WORKING PAPER: Understanding Transitory Rainfall Shocks, Economic Growth and Civil Conflict
Leaving aside these data and econometric issues, Ciccone’s surprising results do not survive obvious robustness checks.
Edward Miguel and DRI Affiliated Faculty Shankar Satyanath rebut Antonio Ciccone's (2010) assertion that higher rainfall levels are, in fact, linked to more conflict -- a rejection of the Miguel, Satyanath and Serengeti (2004) conclusion that higher rainfall is associated with less conflict and more economic growth. But Ciccone's methods might have had some very fundamental errors:
Miguel, Satyanath and Sergenti (2004) use rainfall variation as an instrument to show that economic growth is negatively related to civil conflict in sub-Saharan Africa.
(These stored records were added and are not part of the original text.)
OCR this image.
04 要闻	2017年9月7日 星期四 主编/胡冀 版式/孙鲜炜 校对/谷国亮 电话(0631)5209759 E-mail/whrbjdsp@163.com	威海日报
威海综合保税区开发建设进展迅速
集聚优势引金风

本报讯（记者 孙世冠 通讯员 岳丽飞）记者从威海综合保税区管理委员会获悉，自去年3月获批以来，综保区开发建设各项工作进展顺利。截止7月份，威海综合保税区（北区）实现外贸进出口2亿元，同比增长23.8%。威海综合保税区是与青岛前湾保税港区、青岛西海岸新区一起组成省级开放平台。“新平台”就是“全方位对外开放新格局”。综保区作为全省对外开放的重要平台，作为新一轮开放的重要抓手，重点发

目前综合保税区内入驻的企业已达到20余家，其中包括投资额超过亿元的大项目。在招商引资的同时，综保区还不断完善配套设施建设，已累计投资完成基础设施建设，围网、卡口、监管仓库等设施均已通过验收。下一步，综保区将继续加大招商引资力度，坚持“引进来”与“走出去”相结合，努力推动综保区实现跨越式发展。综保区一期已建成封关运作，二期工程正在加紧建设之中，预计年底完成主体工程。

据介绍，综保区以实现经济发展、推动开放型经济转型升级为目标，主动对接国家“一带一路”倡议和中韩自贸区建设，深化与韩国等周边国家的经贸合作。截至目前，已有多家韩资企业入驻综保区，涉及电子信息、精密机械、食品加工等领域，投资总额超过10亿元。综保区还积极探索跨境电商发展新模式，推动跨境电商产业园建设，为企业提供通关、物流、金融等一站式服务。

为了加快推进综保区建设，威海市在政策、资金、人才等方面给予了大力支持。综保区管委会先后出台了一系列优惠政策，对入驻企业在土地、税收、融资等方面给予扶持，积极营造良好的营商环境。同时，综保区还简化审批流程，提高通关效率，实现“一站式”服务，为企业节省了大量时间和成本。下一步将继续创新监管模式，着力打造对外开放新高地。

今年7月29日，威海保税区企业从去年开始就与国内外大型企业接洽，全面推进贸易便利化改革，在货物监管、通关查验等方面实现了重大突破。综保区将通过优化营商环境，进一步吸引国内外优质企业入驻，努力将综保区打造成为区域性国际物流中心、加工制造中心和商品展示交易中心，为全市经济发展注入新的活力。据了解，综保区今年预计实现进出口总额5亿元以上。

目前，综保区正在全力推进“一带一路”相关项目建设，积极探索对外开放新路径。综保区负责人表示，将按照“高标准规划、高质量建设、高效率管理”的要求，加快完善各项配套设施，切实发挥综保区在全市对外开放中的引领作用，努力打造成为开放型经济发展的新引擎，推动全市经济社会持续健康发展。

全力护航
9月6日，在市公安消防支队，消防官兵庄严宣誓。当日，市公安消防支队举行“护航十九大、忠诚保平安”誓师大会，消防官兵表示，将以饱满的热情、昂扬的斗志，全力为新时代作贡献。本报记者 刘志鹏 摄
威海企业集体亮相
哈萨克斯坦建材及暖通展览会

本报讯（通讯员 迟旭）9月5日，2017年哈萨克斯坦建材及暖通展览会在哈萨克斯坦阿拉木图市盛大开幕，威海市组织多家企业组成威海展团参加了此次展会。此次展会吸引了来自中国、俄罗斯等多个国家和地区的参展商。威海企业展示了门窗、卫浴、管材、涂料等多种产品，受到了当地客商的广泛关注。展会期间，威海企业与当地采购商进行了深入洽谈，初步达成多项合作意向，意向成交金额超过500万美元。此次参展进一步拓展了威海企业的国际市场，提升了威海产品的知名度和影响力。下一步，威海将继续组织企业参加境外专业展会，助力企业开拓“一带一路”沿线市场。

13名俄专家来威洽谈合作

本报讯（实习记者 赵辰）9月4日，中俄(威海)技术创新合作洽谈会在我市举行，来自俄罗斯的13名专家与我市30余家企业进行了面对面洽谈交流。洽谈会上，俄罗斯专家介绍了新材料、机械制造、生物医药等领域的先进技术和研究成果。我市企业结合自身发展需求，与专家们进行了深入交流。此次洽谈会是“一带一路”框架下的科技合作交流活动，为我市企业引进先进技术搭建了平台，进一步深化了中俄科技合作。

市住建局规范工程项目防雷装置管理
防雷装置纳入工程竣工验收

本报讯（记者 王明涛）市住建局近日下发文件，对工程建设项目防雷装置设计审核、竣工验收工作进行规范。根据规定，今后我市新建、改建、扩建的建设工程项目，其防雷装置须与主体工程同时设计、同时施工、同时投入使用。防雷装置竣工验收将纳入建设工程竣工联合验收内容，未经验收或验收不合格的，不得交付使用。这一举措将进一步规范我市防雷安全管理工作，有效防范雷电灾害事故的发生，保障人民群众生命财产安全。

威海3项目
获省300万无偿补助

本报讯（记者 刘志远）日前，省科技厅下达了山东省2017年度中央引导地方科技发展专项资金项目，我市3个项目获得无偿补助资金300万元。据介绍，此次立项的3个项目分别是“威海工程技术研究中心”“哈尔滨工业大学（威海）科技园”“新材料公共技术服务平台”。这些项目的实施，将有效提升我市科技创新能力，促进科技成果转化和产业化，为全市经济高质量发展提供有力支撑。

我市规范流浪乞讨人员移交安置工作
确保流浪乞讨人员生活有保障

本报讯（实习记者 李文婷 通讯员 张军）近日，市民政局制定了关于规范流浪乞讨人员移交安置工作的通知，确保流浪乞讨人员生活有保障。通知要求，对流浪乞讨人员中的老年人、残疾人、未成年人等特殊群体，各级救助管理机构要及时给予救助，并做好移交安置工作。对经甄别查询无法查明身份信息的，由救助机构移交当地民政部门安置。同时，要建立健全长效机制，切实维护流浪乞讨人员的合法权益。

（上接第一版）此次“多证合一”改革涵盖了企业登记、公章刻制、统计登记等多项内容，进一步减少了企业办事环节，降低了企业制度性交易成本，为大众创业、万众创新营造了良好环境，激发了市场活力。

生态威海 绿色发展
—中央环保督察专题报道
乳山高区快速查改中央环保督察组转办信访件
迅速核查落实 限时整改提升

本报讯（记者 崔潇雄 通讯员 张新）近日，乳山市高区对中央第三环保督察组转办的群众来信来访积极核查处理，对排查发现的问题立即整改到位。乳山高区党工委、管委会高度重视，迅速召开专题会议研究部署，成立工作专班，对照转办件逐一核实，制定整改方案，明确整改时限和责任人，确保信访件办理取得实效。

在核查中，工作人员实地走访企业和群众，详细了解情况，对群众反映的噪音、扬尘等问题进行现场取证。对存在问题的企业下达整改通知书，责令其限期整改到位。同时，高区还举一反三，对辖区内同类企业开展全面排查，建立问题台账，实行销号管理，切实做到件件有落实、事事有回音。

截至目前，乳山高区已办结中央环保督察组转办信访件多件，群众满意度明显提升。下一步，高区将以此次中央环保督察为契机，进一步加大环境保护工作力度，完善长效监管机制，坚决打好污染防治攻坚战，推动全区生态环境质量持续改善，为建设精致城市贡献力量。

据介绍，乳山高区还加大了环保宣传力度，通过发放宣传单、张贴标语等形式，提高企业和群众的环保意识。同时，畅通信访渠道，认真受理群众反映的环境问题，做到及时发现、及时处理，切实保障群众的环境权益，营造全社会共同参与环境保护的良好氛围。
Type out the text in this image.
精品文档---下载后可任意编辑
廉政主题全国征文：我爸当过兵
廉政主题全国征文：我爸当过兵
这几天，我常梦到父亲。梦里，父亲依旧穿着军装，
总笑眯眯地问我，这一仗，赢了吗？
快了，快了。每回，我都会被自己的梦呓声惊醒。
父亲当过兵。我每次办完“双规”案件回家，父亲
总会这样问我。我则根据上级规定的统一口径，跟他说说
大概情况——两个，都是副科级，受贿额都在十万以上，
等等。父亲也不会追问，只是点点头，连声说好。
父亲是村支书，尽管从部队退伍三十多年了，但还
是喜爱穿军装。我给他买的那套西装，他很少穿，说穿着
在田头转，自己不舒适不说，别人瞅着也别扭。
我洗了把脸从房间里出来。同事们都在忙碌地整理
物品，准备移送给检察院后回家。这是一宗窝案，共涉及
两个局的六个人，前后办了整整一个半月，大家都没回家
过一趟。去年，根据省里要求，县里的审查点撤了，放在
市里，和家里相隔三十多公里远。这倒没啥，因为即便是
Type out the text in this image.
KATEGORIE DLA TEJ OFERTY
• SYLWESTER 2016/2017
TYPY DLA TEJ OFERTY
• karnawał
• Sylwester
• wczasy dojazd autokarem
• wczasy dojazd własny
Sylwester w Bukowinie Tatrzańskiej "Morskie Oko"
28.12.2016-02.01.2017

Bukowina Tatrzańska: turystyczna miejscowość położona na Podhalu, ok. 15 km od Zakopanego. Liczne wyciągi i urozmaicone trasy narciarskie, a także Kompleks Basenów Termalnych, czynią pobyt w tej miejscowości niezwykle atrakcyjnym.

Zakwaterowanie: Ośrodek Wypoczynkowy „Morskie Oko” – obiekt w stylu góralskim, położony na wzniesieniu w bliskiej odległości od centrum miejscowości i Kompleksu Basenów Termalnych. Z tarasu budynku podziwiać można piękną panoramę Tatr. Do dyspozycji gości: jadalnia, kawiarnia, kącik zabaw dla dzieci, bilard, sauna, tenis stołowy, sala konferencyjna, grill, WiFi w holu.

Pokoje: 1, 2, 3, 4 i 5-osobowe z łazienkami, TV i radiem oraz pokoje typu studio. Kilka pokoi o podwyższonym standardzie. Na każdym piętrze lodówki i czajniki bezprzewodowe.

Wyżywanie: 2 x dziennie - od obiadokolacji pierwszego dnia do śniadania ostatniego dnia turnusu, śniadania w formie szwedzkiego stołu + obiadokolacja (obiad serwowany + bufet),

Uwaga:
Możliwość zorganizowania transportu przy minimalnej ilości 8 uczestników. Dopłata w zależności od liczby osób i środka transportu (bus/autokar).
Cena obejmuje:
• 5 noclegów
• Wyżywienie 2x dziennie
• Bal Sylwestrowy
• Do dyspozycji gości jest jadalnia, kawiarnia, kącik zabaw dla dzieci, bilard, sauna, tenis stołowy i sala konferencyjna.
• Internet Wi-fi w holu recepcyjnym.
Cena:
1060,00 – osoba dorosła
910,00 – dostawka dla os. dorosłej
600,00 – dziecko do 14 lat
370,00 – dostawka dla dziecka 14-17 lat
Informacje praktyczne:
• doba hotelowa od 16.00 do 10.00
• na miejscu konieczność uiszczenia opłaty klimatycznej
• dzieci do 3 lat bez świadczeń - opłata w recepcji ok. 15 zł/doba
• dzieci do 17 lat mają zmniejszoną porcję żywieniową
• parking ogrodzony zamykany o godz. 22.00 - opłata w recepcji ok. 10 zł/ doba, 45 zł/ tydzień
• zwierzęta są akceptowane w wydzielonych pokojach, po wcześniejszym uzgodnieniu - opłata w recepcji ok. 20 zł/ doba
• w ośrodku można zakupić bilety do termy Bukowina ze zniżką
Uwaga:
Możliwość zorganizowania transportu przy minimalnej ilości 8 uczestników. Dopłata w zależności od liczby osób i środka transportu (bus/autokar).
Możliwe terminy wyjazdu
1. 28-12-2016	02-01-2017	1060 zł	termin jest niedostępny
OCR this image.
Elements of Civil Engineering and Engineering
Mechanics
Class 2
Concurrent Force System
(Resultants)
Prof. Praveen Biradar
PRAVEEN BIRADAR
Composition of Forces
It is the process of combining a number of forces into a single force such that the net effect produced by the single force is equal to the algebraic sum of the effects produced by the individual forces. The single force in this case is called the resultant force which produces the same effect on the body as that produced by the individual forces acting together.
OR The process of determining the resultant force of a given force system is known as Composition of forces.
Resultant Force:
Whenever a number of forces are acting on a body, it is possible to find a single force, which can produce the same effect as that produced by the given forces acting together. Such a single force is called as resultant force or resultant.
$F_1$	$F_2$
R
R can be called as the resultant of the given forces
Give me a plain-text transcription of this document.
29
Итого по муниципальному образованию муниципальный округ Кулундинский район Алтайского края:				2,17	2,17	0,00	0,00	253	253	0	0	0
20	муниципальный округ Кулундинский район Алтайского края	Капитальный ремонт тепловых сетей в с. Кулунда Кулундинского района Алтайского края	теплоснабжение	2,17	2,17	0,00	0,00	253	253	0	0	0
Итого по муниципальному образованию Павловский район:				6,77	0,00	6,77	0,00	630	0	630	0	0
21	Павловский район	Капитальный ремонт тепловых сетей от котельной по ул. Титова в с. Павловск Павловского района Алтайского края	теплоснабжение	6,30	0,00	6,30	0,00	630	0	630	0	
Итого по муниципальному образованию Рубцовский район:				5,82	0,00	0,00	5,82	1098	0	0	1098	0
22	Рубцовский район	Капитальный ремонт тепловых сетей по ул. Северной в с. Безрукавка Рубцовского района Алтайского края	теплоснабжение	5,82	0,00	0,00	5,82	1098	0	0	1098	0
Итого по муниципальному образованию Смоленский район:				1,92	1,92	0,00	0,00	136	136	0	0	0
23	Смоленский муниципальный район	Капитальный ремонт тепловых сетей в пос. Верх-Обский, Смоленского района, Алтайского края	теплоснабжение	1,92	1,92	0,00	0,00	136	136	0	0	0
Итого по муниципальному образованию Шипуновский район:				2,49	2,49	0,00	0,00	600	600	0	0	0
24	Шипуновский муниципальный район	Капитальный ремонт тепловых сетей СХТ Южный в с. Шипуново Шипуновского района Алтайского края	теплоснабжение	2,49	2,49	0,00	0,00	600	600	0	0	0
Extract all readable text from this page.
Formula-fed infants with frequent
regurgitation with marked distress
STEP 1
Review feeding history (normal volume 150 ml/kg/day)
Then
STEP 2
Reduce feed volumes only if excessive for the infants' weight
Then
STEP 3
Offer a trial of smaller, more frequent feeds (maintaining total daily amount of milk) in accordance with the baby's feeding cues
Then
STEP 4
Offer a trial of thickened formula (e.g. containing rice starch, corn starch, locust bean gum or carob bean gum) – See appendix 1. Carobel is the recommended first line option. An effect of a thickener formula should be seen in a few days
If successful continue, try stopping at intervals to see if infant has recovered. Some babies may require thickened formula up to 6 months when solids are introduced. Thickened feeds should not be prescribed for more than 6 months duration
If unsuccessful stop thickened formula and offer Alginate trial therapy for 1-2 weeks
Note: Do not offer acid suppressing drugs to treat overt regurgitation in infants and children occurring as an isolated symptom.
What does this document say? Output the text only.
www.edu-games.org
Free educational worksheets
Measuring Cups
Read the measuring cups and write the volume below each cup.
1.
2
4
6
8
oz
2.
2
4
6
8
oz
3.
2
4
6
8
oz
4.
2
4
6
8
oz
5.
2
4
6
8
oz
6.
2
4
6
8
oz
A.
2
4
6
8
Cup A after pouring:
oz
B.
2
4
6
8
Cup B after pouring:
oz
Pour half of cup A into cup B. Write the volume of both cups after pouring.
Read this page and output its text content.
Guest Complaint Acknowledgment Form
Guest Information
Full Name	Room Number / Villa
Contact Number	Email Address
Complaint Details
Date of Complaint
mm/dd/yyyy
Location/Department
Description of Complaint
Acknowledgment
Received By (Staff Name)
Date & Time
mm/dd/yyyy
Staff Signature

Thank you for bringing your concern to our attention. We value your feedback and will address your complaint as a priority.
In the reduced form regression they find that higher rainfall is associated with less conflict. Ciccone (2010) claims that this conclusion is ‘erroneous’ and argues that higher rainfall levels are actually linked to more conflict. In this paper we show that the results in Ciccone’s paper are based on incorrect STATA code, outdated conflict data, a weak first stage regression and a questionable application of the GMM estimator. Leaving aside these data and econometric issues, Ciccone’s surprising results do not survive obvious robustness checks. We therefore conclude that Ciccone’s main claims are largely incorrect and reconfirm the original result by Miguel, Satyanath and Sergenti (2004), finding that adverse economic growth shocks, driven by falling rainfall, increases the likelihood of civil conflict in sub-Saharan Africa.